Bret Easton Ellis - Less Than Zero
Re-read (and finished at this time, oh jeez) one year after the very first attempt of mine.
Not that bad. But not that good either.
Less Than Zero is smart but it's what one may call an artificial smartness somehow.
On my bookshelf the novel followed the reading of Bright Lights, Big City by Jay Mc Inerney that was once seen as the East Coast counterpart of this book but whose fame faded quite soon.
I might disagree with that vision and say there is not so much in common between the two novels.
Apart from snorting blizzards of cocaine in public toilets, messy bedrooms and as a substitute for any given proper meal, I mean.
In fact, where Jay Mc Inerney is wordy and humour-flavoured, Bret Easton Ellis is minimalist and deeply fatalist.
Furthermore, Jay sounds somewhat British to me (is the infamous Ivy League influence?), while Bret is totally - even too much - American-like with all the negative stereotypes included.
So, here it comes my personal suggestion:
don't lend Less Than Zero to a staunch anti-American guy as you could give him/her plenty of topics for the following six months.

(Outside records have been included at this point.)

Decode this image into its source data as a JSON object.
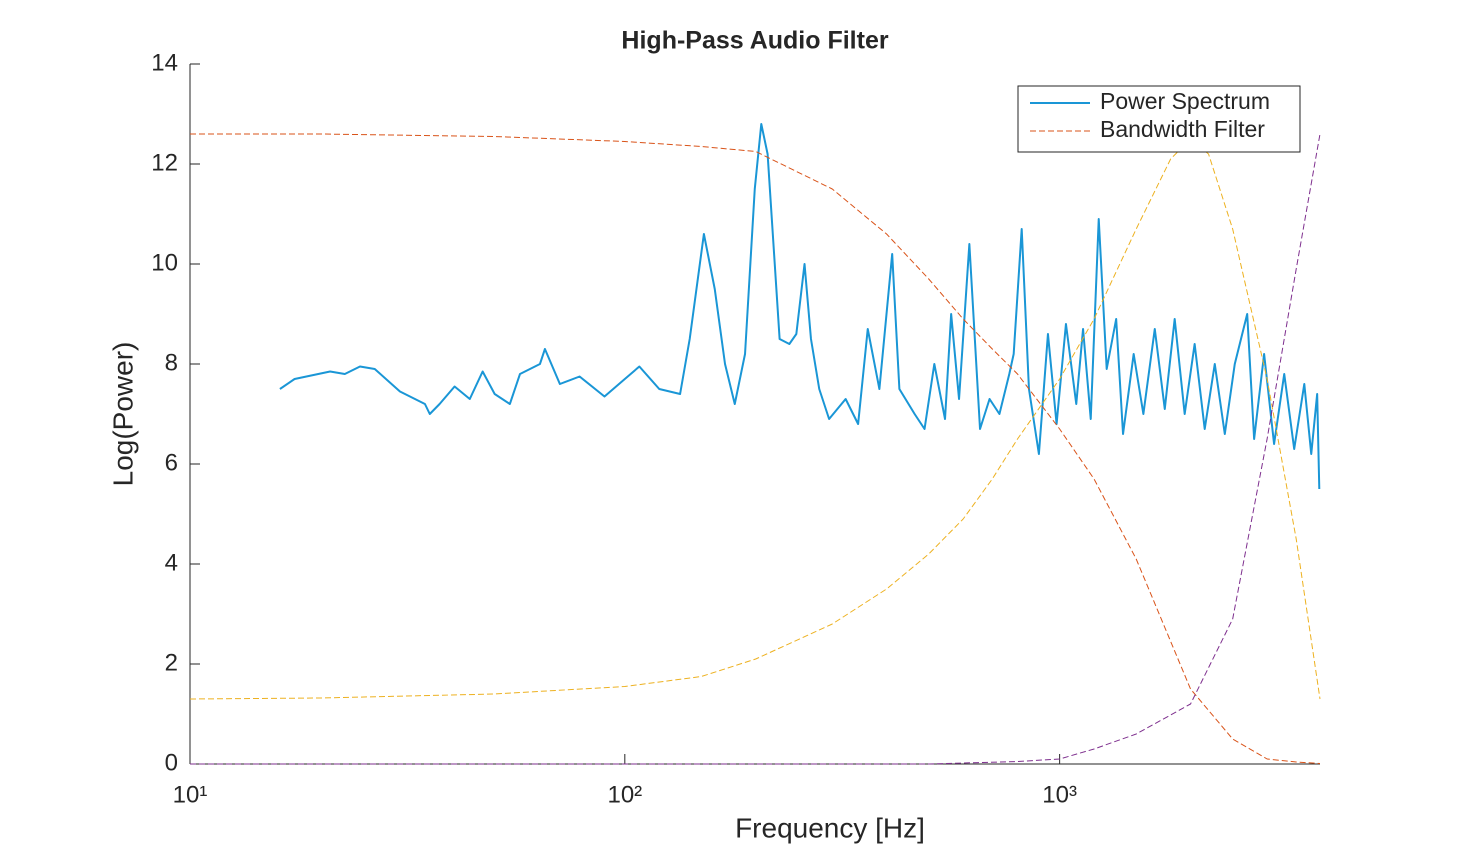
{
  "chart_data": {
    "type": "line",
    "title": "High-Pass Audio Filter",
    "x_label": "Frequency [Hz]",
    "y_label": "Log(Power)",
    "xscale": "log",
    "xlim": [
      10,
      3970
    ],
    "ylim": [
      0,
      14
    ],
    "xticks": [
      {
        "value": 10,
        "label": "10¹"
      },
      {
        "value": 100,
        "label": "10²"
      },
      {
        "value": 1000,
        "label": "10³"
      }
    ],
    "yticks": [
      0,
      2,
      4,
      6,
      8,
      10,
      12,
      14
    ],
    "legend": "upper right",
    "series": [
      {
        "name": "Power Spectrum",
        "color": "#1a96d6",
        "style": "solid",
        "x": [
          16.1,
          17.4,
          21,
          22.7,
          24.6,
          26.6,
          30.4,
          34.7,
          35.6,
          37.5,
          40.6,
          44,
          47.1,
          50.2,
          54.4,
          57.4,
          63.8,
          65.5,
          70.9,
          78.7,
          89.8,
          100,
          108,
          120,
          134,
          141,
          152,
          161,
          170,
          179,
          189,
          199,
          206,
          213,
          227,
          239,
          248,
          259,
          268,
          280,
          295,
          322,
          344,
          362,
          385,
          412,
          428,
          464,
          489,
          515,
          545,
          563,
          587,
          620,
          656,
          690,
          727,
          766,
          784,
          818,
          850,
          896,
          940,
          984,
          1034,
          1092,
          1132,
          1179,
          1230,
          1283,
          1349,
          1399,
          1480,
          1558,
          1655,
          1745,
          1839,
          1939,
          2044,
          2156,
          2274,
          2398,
          2528,
          2700,
          2801,
          2953,
          3113,
          3285,
          3463,
          3653,
          3790,
          3911,
          3955
        ],
        "values": [
          7.5,
          7.7,
          7.85,
          7.8,
          7.95,
          7.9,
          7.45,
          7.2,
          7.0,
          7.2,
          7.55,
          7.3,
          7.85,
          7.4,
          7.2,
          7.8,
          8.0,
          8.3,
          7.6,
          7.75,
          7.35,
          7.7,
          7.95,
          7.5,
          7.4,
          8.5,
          10.6,
          9.5,
          8.0,
          7.2,
          8.2,
          11.5,
          12.8,
          12.2,
          8.5,
          8.4,
          8.6,
          10.0,
          8.5,
          7.5,
          6.9,
          7.3,
          6.8,
          8.7,
          7.5,
          10.2,
          7.5,
          7.0,
          6.7,
          8.0,
          6.9,
          9.0,
          7.3,
          10.4,
          6.7,
          7.3,
          7.0,
          7.8,
          8.2,
          10.7,
          7.5,
          6.2,
          8.6,
          6.8,
          8.8,
          7.2,
          8.7,
          6.9,
          10.9,
          7.9,
          8.9,
          6.6,
          8.2,
          7.0,
          8.7,
          7.1,
          8.9,
          7.0,
          8.4,
          6.7,
          8.0,
          6.6,
          8.0,
          9.0,
          6.5,
          8.2,
          6.4,
          7.8,
          6.3,
          7.6,
          6.2,
          7.4,
          5.5
        ]
      },
      {
        "name": "Bandwidth Filter",
        "color": "#d95319",
        "style": "dashed",
        "x": [
          10,
          20,
          50,
          100,
          150,
          200,
          300,
          400,
          500,
          600,
          700,
          800,
          1000,
          1200,
          1500,
          2000,
          2500,
          3000,
          3500,
          3970
        ],
        "values": [
          12.6,
          12.6,
          12.55,
          12.45,
          12.35,
          12.25,
          11.5,
          10.6,
          9.7,
          8.9,
          8.3,
          7.8,
          6.7,
          5.7,
          4.1,
          1.5,
          0.5,
          0.1,
          0.04,
          0.01
        ]
      },
      {
        "color": "#edb120",
        "style": "dashed",
        "x": [
          10,
          20,
          50,
          100,
          150,
          200,
          300,
          400,
          500,
          600,
          700,
          800,
          1000,
          1200,
          1500,
          1800,
          2000,
          2200,
          2500,
          3000,
          3500,
          3970
        ],
        "values": [
          1.3,
          1.32,
          1.4,
          1.55,
          1.75,
          2.1,
          2.8,
          3.5,
          4.2,
          4.9,
          5.7,
          6.5,
          7.7,
          8.9,
          10.7,
          12.1,
          12.5,
          12.2,
          10.7,
          7.7,
          4.5,
          1.3
        ]
      },
      {
        "color": "#7e2f8e",
        "style": "dashed",
        "x": [
          10,
          100,
          500,
          600,
          800,
          1000,
          1200,
          1500,
          2000,
          2500,
          3000,
          3500,
          3970
        ],
        "values": [
          0,
          0,
          0,
          0.02,
          0.05,
          0.1,
          0.3,
          0.6,
          1.2,
          2.9,
          6.5,
          9.9,
          12.6
        ]
      }
    ]
  }
}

And over.
Bright Lights Big City is like Holden Caulfield dating Bartleby The Scrivener and Ivana Trump in an early Sex & The City pilot where Nick Hornby wrote the script and Rudy Giuliani forgot the neon tubes on.
Less Than Zero is like getting stoned wearing a Devo t-shirt in a Mtv serie releasing party held in a Valley mall and hosted by the cast of Beverly Hills 90210 while watching Reservoir Dogs with the audio off.
But this was exactly the effect Bret Easton Ellis wanted to have, I guess, so it's not that disturbing as it should sound.
Plus, Bret EE was able to write this stuff years before Brenda & Kelly were killing their uptown spleen with compulsive shopping and Quentin Tarantino was going to teach us how to resuscitate Uma Thurman after an overdose. And for this reason Bret deserves to be praised a little bit.